Seluruh Shahabat Rasulullah Shallallahu A’laihi Wasallam mengetahui benar tingginya kedudukan Khadijah Radiyallahu A’nha di hati beliau. Ketika Khadijah meninggal dunia, mereka sangat berharap Allah Subhanahu Wata’ala memberinya anugerah yang dapat meringankan kesedihan dan kepiluannya. Namun, tak ada seorangpun yang berani berbicara kepada Rasulullah Shallallahu A’laihi Wasallam tentang masalah pernikahan. Namun kemudian, Allah Subhanahu Wata’ala menghendaki seorang shahabiyah terkemuka berani membicarakan masalah ini. Wanita itu adalah Khaulah binti Hakim. Ia datang kepada Rasulullaha Shallallahu A’laihi Wasallam dan membicarakan masalah pernikahan dengan harapan dapat menyenagkan hati beliau yang masih berbalut duka.

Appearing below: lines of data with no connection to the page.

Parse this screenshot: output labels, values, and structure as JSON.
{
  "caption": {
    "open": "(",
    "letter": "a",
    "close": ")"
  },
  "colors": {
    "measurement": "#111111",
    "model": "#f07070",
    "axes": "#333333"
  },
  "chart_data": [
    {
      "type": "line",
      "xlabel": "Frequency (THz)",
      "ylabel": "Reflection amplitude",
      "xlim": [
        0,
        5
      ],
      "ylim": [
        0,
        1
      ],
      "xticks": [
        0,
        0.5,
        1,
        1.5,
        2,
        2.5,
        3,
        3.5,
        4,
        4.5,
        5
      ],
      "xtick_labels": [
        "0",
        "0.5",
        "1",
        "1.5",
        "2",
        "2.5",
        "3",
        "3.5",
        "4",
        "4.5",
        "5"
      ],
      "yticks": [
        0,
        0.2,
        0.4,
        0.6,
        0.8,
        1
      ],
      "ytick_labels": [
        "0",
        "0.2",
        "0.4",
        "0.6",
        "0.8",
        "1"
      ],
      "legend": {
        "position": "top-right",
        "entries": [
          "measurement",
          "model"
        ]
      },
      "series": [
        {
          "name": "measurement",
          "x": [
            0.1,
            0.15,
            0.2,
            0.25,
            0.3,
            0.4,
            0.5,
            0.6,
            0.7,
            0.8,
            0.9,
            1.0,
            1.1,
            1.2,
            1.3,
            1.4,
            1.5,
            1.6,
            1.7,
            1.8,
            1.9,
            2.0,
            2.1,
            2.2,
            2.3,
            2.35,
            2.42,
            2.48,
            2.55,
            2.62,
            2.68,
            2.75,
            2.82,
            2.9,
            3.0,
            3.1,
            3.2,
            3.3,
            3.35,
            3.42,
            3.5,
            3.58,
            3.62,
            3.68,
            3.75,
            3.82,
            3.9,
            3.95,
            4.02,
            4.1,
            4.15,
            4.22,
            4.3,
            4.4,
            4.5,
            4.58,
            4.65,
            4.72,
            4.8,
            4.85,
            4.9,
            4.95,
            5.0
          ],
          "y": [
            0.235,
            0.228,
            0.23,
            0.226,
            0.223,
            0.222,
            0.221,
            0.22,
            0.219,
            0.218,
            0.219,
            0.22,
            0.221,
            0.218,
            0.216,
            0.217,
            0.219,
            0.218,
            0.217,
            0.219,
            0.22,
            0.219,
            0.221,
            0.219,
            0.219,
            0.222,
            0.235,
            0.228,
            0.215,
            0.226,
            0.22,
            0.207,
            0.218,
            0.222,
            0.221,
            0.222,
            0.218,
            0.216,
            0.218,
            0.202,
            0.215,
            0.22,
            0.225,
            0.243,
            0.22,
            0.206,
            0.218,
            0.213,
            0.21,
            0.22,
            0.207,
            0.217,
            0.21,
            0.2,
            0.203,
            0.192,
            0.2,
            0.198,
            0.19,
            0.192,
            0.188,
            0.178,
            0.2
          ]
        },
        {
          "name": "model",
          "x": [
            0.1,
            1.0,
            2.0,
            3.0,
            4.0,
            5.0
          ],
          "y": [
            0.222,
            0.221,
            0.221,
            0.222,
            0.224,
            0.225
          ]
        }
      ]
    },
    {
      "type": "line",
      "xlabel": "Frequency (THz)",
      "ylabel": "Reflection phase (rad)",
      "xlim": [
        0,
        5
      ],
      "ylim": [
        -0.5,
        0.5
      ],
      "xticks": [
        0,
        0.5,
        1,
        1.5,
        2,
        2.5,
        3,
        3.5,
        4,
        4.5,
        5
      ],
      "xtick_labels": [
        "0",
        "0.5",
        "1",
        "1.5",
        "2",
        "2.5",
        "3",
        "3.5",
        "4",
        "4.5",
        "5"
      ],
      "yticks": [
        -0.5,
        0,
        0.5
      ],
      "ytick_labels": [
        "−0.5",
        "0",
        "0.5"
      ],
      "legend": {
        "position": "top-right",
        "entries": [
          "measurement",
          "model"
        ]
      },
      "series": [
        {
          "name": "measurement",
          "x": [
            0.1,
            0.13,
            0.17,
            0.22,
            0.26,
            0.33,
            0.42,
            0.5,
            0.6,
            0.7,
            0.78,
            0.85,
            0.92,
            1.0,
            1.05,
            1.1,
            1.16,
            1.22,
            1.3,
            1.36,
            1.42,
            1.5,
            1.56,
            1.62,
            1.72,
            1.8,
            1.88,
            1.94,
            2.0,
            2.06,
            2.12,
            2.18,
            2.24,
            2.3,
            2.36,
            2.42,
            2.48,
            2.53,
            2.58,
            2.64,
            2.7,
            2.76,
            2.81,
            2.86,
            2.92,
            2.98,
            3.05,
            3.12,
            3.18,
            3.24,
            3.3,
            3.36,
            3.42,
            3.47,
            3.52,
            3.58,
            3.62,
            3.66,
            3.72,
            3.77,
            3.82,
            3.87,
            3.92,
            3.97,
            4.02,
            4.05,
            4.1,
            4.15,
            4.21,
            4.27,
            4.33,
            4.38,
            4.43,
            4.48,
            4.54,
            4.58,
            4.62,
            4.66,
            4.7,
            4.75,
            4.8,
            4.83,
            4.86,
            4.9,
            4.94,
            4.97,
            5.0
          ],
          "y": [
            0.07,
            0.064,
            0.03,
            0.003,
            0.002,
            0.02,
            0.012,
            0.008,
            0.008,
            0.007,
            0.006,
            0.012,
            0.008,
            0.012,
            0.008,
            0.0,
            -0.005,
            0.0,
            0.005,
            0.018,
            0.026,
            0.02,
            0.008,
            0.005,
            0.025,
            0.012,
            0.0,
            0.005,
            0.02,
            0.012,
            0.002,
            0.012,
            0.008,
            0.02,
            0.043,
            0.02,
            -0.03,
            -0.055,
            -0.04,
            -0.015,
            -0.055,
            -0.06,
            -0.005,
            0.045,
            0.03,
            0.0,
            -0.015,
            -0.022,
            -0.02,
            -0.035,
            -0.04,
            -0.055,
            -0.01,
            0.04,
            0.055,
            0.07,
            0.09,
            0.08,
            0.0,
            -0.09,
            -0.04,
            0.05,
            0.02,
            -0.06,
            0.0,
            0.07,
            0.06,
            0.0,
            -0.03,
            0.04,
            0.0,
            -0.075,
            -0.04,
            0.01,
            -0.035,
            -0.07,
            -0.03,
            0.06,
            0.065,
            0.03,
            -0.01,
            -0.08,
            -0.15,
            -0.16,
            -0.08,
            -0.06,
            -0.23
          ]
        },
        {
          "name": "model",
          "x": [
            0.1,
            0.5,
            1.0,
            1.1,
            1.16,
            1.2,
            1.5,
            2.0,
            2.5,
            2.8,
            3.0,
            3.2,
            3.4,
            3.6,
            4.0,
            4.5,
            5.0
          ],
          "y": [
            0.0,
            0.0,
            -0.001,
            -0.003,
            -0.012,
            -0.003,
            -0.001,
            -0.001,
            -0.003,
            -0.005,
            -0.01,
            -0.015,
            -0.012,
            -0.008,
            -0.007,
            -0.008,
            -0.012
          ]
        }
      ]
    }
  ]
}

Aisyah Radiyallahu A’nha menceritakan bagaimana Khaulah binti Hakim Radiyallahu A’nha berhasil membicarakan masalah ini dengan Rasulullah Shallallahu A’laihi Wasallam. Aisyah Radiyallahu A’nha berkata, “Ketika Khadijah meninggal dunia, Khaulah binti Hakim bin Al-Auqash, istri Utsman bin Mazh’un, berkata kepada Rasulullah Shallallahu A’alaihi Wasallam (saat itu masih di Makkah), ‘Wahai Rasulullah, apakah engkau tidak ingin lagi…? Rasulullah Shallallahu A’laihi Wasallam balik bertanya, ‘Dengan siapa?’ Khaulah menjawab, ‘Terserah kepadamu, apakah engkau mau menikah dengan seorang gadis atau janda ?’ Beliau bertanya lebih jauh, ‘jika gadis, siapa orangnya ?’ Khaulah menjawab, ‘Putri orang yang paling engkau cintai, ‘Aisyah binti Abu Bakar’. Beliau bertanya lagi, ‘Jika Janda, siapa orangnya ?’. Khaulah menjawab, ‘Saudah binti Zam’ah. Ia telah beriman kepadamu dan mengikuti ajaran agamamu.’ Rasulullah Shallallahu A’laihi Wasallam berkata, ‘Kalau begitu, pergilah dan sampaikan pinanganku kepada mereka berdua.’”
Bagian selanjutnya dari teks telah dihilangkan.